Thanks to mongoose & SE for hammering this out.
dbcurrie at 8:49PM on 01/08/09
I'm going to advocate for thoughtful answers in the comments/replies to Serious Efforts questions. An opinion is always good, but knowing _why_ in those cases is even more helpful.
ccbweb at 2:31PM on 01/09/09
It's great in principal, but not everyone will understand, things will be said, feelings will get hurt, people will leave. People who tried to help, or join in on a conversation. I hope I'm wrong, but I see ugliness down the line. I'm staying away from it.
PerkyMac at 3:32PM on 01/09/09
@ PerkyMac: maybe, but I think that's the same set of things that happens pretty regularly on online boards (including this one occasionally). Hopefully, it won't end up being any more troublesome than any other post/question type on here.

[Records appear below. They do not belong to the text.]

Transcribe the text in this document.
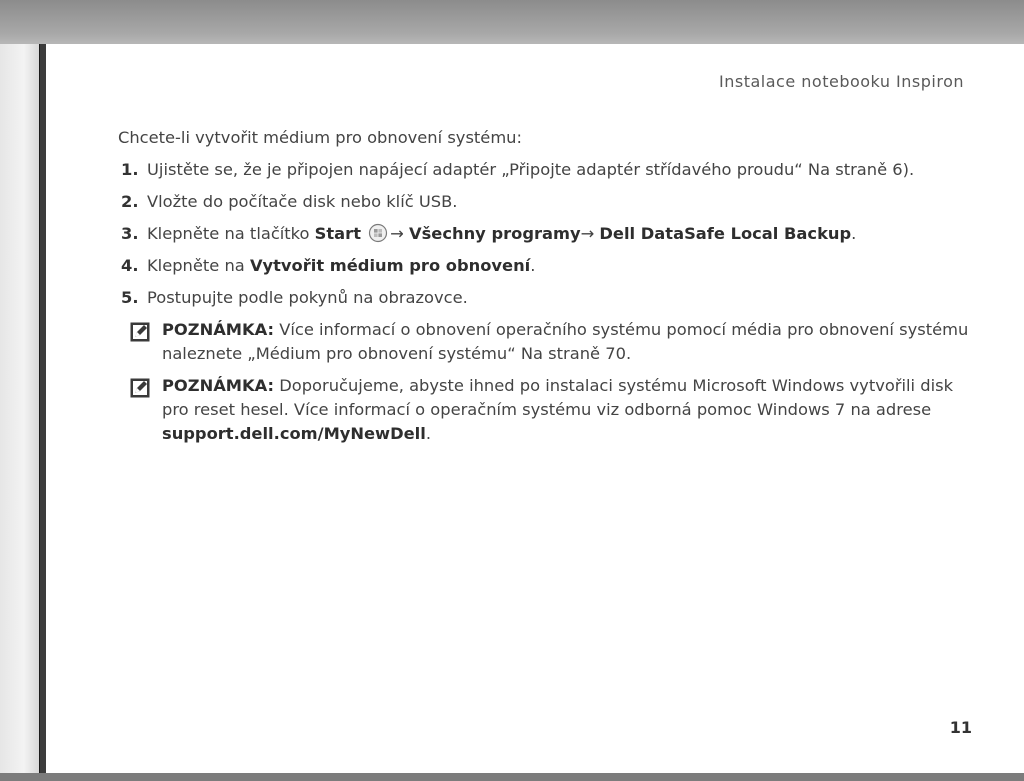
Instalace notebooku Inspiron

Chcete-li vytvořit médium pro obnovení systému:

1. Ujistěte se, že je připojen napájecí adaptér „Připojte adaptér střídavého proudu“ Na straně 6).
2. Vložte do počítače disk nebo klíč USB.
3. Klepněte na tlačítko Start → Všechny programy→ Dell DataSafe Local Backup.
4. Klepněte na Vytvořit médium pro obnovení.
5. Postupujte podle pokynů na obrazovce.
POZNÁMKA: Více informací o obnovení operačního systému pomocí média pro obnovení systému naleznete „Médium pro obnovení systému“ Na straně 70.
POZNÁMKA: Doporučujeme, abyste ihned po instalaci systému Microsoft Windows vytvořili disk pro reset hesel. Více informací o operačním systému viz odborná pomoc Windows 7 na adrese support.dell.com/MyNewDell.
11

ccbweb at 4:27PM on 01/09/09
I'll give it a shot, but my prior opinion stands--I would NEVER rely on serious eats for this kind of information.
Keight at 9:15PM on 01/10/09
A further request for folks posting Serious Efforts threads (which I think have been great threads so far!): please post your recipe/technique when you make your initial post. If everyone knows where you're starting from, you may well get more specific advice/information. Thanks!